Given that enabling PGP encryption is as easy as ticking a few boxes in both Mac OS X and Windows, it’s no surprise that the authorities are now increasing their efforts to combat the scourge of people wanting to keep their private data private. For starters, new Secret Service recruits are given a one-week crash course in computer forensics, presumably so agents will be able to say with confidence, “Oh, dear, this drive is encrypted, better call my supervisor.”
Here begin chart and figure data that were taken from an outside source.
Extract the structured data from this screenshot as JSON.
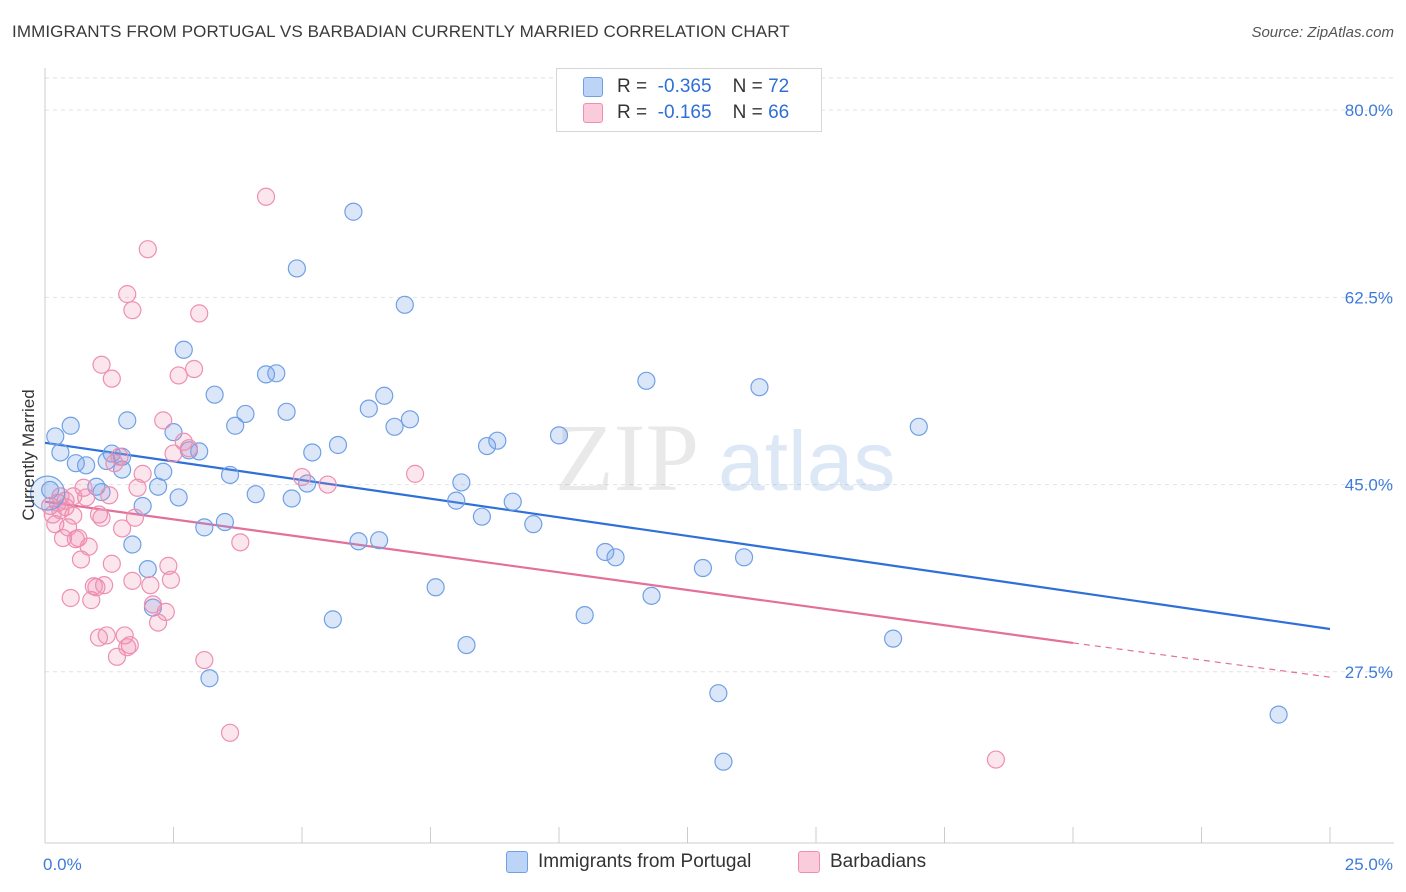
{
  "title": "IMMIGRANTS FROM PORTUGAL VS BARBADIAN CURRENTLY MARRIED CORRELATION CHART",
  "source": "Source: ZipAtlas.com",
  "watermark": {
    "zip": "ZIP",
    "atlas": "atlas"
  },
  "colors": {
    "blue": "#6fa0e6",
    "blue_line": "#2e6fd8",
    "pink": "#ef8fb0",
    "pink_line": "#e3709a",
    "tick": "#3d7bd9"
  },
  "legend": {
    "rows": [
      {
        "r_label": "R =",
        "r_value": "-0.365",
        "n_label": "N =",
        "n_value": "72"
      },
      {
        "r_label": "R =",
        "r_value": "-0.165",
        "n_label": "N =",
        "n_value": "66"
      }
    ]
  },
  "bottom_legend": [
    "Immigrants from Portugal",
    "Barbadians"
  ],
  "chart_data": {
    "type": "scatter",
    "xlabel": "",
    "ylabel": "Currently Married",
    "xlim": [
      0,
      25
    ],
    "ylim": [
      11.5,
      83
    ],
    "x_tick_labels": [
      "0.0%",
      "25.0%"
    ],
    "y_ticks": [
      27.5,
      45.0,
      62.5,
      80.0
    ],
    "y_tick_labels": [
      "27.5%",
      "45.0%",
      "62.5%",
      "80.0%"
    ],
    "grid": "horizontal dashed",
    "series": [
      {
        "name": "Immigrants from Portugal",
        "color": "#6fa0e6",
        "trend": {
          "x": [
            0,
            25
          ],
          "y": [
            48.9,
            31.5
          ],
          "dashed_from": null
        },
        "points": [
          [
            0.1,
            44.5
          ],
          [
            0.2,
            49.5
          ],
          [
            0.3,
            48.0
          ],
          [
            0.5,
            50.5
          ],
          [
            0.6,
            47.0
          ],
          [
            0.8,
            46.8
          ],
          [
            1.0,
            44.8
          ],
          [
            1.1,
            44.3
          ],
          [
            1.2,
            47.2
          ],
          [
            1.3,
            47.9
          ],
          [
            1.5,
            46.4
          ],
          [
            1.5,
            47.6
          ],
          [
            1.6,
            51.0
          ],
          [
            1.7,
            39.4
          ],
          [
            1.9,
            43.0
          ],
          [
            2.0,
            37.1
          ],
          [
            2.1,
            33.5
          ],
          [
            2.2,
            44.8
          ],
          [
            2.3,
            46.2
          ],
          [
            2.5,
            49.9
          ],
          [
            2.6,
            43.8
          ],
          [
            2.7,
            57.6
          ],
          [
            2.8,
            48.2
          ],
          [
            3.0,
            48.1
          ],
          [
            3.1,
            41.0
          ],
          [
            3.2,
            26.9
          ],
          [
            3.3,
            53.4
          ],
          [
            3.5,
            41.5
          ],
          [
            3.6,
            45.9
          ],
          [
            3.7,
            50.5
          ],
          [
            3.9,
            51.6
          ],
          [
            4.1,
            44.1
          ],
          [
            4.3,
            55.3
          ],
          [
            4.5,
            55.4
          ],
          [
            4.7,
            51.8
          ],
          [
            4.8,
            43.7
          ],
          [
            4.9,
            65.2
          ],
          [
            5.1,
            45.1
          ],
          [
            5.2,
            48.0
          ],
          [
            5.6,
            32.4
          ],
          [
            5.7,
            48.7
          ],
          [
            6.0,
            70.5
          ],
          [
            6.1,
            39.7
          ],
          [
            6.3,
            52.1
          ],
          [
            6.5,
            39.8
          ],
          [
            6.6,
            53.3
          ],
          [
            6.8,
            50.4
          ],
          [
            7.0,
            61.8
          ],
          [
            7.1,
            51.1
          ],
          [
            7.6,
            35.4
          ],
          [
            8.0,
            43.5
          ],
          [
            8.1,
            45.2
          ],
          [
            8.2,
            30.0
          ],
          [
            8.5,
            42.0
          ],
          [
            8.6,
            48.6
          ],
          [
            8.8,
            49.1
          ],
          [
            9.1,
            43.4
          ],
          [
            9.5,
            41.3
          ],
          [
            10.0,
            49.6
          ],
          [
            10.5,
            32.8
          ],
          [
            10.9,
            38.7
          ],
          [
            11.1,
            38.2
          ],
          [
            11.7,
            54.7
          ],
          [
            11.8,
            34.6
          ],
          [
            12.8,
            37.2
          ],
          [
            13.1,
            25.5
          ],
          [
            13.2,
            19.1
          ],
          [
            13.6,
            38.2
          ],
          [
            13.9,
            54.1
          ],
          [
            16.5,
            30.6
          ],
          [
            17.0,
            50.4
          ],
          [
            24.0,
            23.5
          ]
        ]
      },
      {
        "name": "Barbadians",
        "color": "#ef8fb0",
        "trend": {
          "x": [
            0,
            20,
            25
          ],
          "y": [
            43.4,
            30.2,
            27.0
          ],
          "dashed_from": 20
        },
        "points": [
          [
            0.1,
            43.0
          ],
          [
            0.15,
            42.2
          ],
          [
            0.2,
            41.3
          ],
          [
            0.25,
            43.3
          ],
          [
            0.3,
            42.6
          ],
          [
            0.35,
            40.0
          ],
          [
            0.4,
            43.5
          ],
          [
            0.45,
            41.0
          ],
          [
            0.5,
            34.4
          ],
          [
            0.55,
            42.1
          ],
          [
            0.6,
            39.9
          ],
          [
            0.7,
            38.0
          ],
          [
            0.75,
            44.7
          ],
          [
            0.8,
            43.8
          ],
          [
            0.85,
            39.2
          ],
          [
            0.9,
            34.2
          ],
          [
            1.0,
            35.4
          ],
          [
            1.05,
            42.2
          ],
          [
            1.1,
            41.9
          ],
          [
            1.15,
            35.6
          ],
          [
            1.2,
            30.9
          ],
          [
            1.3,
            37.6
          ],
          [
            1.35,
            47.0
          ],
          [
            1.4,
            28.9
          ],
          [
            1.5,
            40.9
          ],
          [
            1.55,
            30.9
          ],
          [
            1.6,
            29.8
          ],
          [
            1.65,
            30.0
          ],
          [
            1.7,
            36.0
          ],
          [
            1.75,
            41.9
          ],
          [
            1.8,
            44.7
          ],
          [
            1.9,
            46.0
          ],
          [
            2.0,
            67.0
          ],
          [
            2.05,
            35.6
          ],
          [
            2.1,
            33.8
          ],
          [
            2.2,
            32.1
          ],
          [
            2.3,
            51.0
          ],
          [
            2.35,
            33.1
          ],
          [
            2.4,
            37.4
          ],
          [
            2.45,
            36.1
          ],
          [
            2.5,
            47.9
          ],
          [
            2.6,
            55.2
          ],
          [
            2.7,
            49.0
          ],
          [
            2.8,
            48.4
          ],
          [
            2.9,
            55.8
          ],
          [
            3.0,
            61.0
          ],
          [
            3.1,
            28.6
          ],
          [
            3.6,
            21.8
          ],
          [
            3.8,
            39.6
          ],
          [
            4.3,
            71.9
          ],
          [
            5.0,
            45.7
          ],
          [
            5.5,
            45.0
          ],
          [
            7.2,
            46.0
          ],
          [
            1.6,
            62.8
          ],
          [
            1.7,
            61.3
          ],
          [
            1.1,
            56.2
          ],
          [
            1.3,
            54.9
          ],
          [
            0.95,
            35.5
          ],
          [
            0.65,
            40.0
          ],
          [
            0.55,
            43.9
          ],
          [
            1.25,
            44.0
          ],
          [
            1.45,
            47.6
          ],
          [
            1.05,
            30.7
          ],
          [
            0.4,
            42.9
          ],
          [
            0.3,
            43.9
          ],
          [
            18.5,
            19.3
          ]
        ]
      }
    ]
  }
}
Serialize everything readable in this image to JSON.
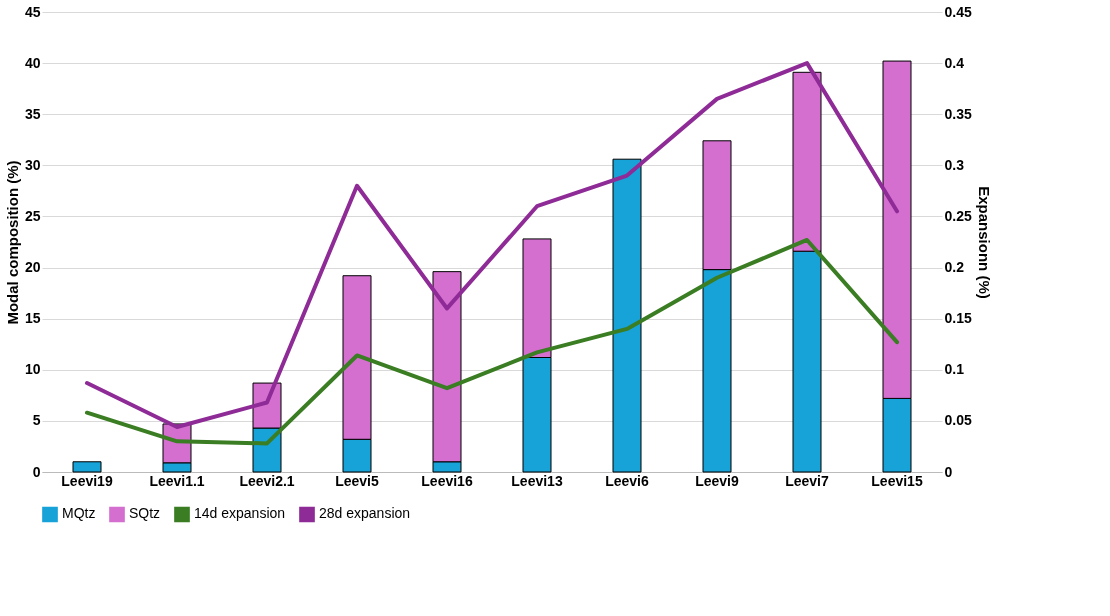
{
  "chart_data": {
    "type": "bar",
    "stacked": true,
    "ylabel": "Modal composition (%)",
    "y2label": "Expansionn (%)",
    "categories": [
      "Leevi19",
      "Leevi1.1",
      "Leevi2.1",
      "Leevi5",
      "Leevi16",
      "Leevi13",
      "Leevi6",
      "Leevi9",
      "Leevi7",
      "Leevi15"
    ],
    "series": [
      {
        "name": "MQtz",
        "color": "#17a2d8",
        "values": [
          1.0,
          0.9,
          4.3,
          3.2,
          1.0,
          11.2,
          30.6,
          19.8,
          21.6,
          7.2
        ]
      },
      {
        "name": "SQtz",
        "color": "#d46fd0",
        "values": [
          null,
          3.8,
          4.4,
          16.0,
          18.6,
          11.6,
          null,
          12.6,
          17.5,
          33.0
        ]
      },
      {
        "name": "14d expansion",
        "type": "line",
        "axis": "y2",
        "color": "#3a7d22",
        "values": [
          0.058,
          0.03,
          0.028,
          0.114,
          0.082,
          0.117,
          0.14,
          0.19,
          0.227,
          0.127
        ]
      },
      {
        "name": "28d expansion",
        "type": "line",
        "axis": "y2",
        "color": "#8e2b96",
        "values": [
          0.087,
          0.044,
          0.068,
          0.28,
          0.16,
          0.26,
          0.29,
          0.365,
          0.4,
          0.255
        ]
      }
    ],
    "ylim": [
      0,
      45
    ],
    "yticks": [
      0,
      5,
      10,
      15,
      20,
      25,
      30,
      35,
      40,
      45
    ],
    "y2lim": [
      0,
      0.45
    ],
    "y2ticks": [
      0,
      0.05,
      0.1,
      0.15,
      0.2,
      0.25,
      0.3,
      0.35,
      0.4,
      0.45
    ],
    "grid": "y",
    "legend": "bottom"
  }
}
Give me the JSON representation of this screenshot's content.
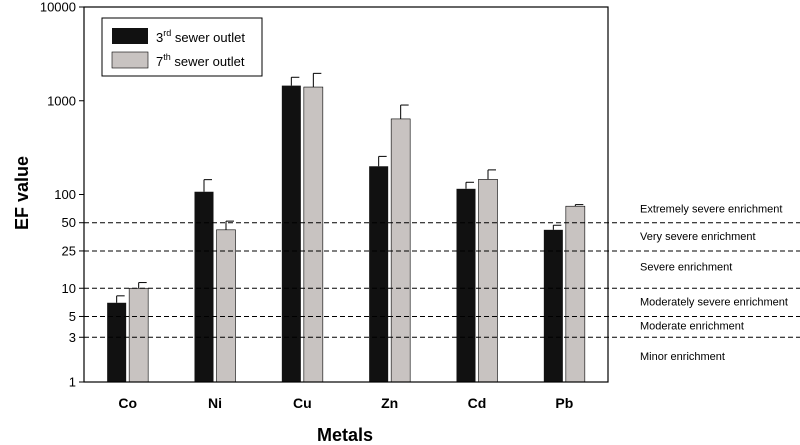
{
  "chart_data": {
    "type": "bar",
    "ylabel": "EF value",
    "xlabel": "Metals",
    "yscale": "log",
    "ylim": [
      1,
      10000
    ],
    "y_ticks": [
      1,
      3,
      5,
      10,
      25,
      50,
      100,
      1000,
      10000
    ],
    "grid": false,
    "legend_position": "top-left",
    "categories": [
      "Co",
      "Ni",
      "Cu",
      "Zn",
      "Cd",
      "Pb"
    ],
    "series": [
      {
        "name_pre": "3",
        "name_sup": "rd",
        "name_post": " sewer outlet",
        "color": "#111111",
        "values": [
          7,
          107,
          1450,
          200,
          115,
          42
        ],
        "errors": [
          1.3,
          37,
          330,
          55,
          20,
          5
        ]
      },
      {
        "name_pre": "7",
        "name_sup": "th",
        "name_post": " sewer outlet",
        "color": "#c8c3c1",
        "values": [
          10,
          42,
          1400,
          640,
          145,
          75
        ],
        "errors": [
          1.5,
          10,
          560,
          260,
          38,
          3
        ]
      }
    ],
    "thresholds": [
      {
        "value": 50,
        "label": "Extremely severe enrichment",
        "label_value": 71
      },
      {
        "value": 25,
        "label": "Very  severe enrichment",
        "label_value": 36
      },
      {
        "value": 10,
        "label": "Severe enrichment",
        "label_value": 17
      },
      {
        "value": 5,
        "label": "Moderately severe enrichment",
        "label_value": 7.2
      },
      {
        "value": 3,
        "label": "Moderate enrichment",
        "label_value": 4
      },
      {
        "value": 1,
        "label": "Minor enrichment",
        "label_value": 1.9
      }
    ]
  }
}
As you can imagine, trying to get the data off a drive that’s been encrypted—PGP is the preferred method—isn’t the easiest thing in the world. Beyond begging the owner for the decryption password, which the FBI did back in 2009 when it wanted to inspect the contents of a hard drive suspected of having child pornography, you can try to bruteforce it, but who has the time? You can expect border patrol to have the computing power to bruteforce a PGP’d drive right there on the spot. An average length password (seven or eight characters) would take as long as an entire year to crack. That’s not exactly practical.
There are other options. Whereas the traditional way of saving data on a malfunctioning hard drive would be to turn the system off, thinking that you could “freeze” in place whatever data is on there, the best course of action when dealing with an encrypted drive is to keep the system on. At least there’s a chance the decryption password is still loaded in memory, and then you can try to retrieve said password.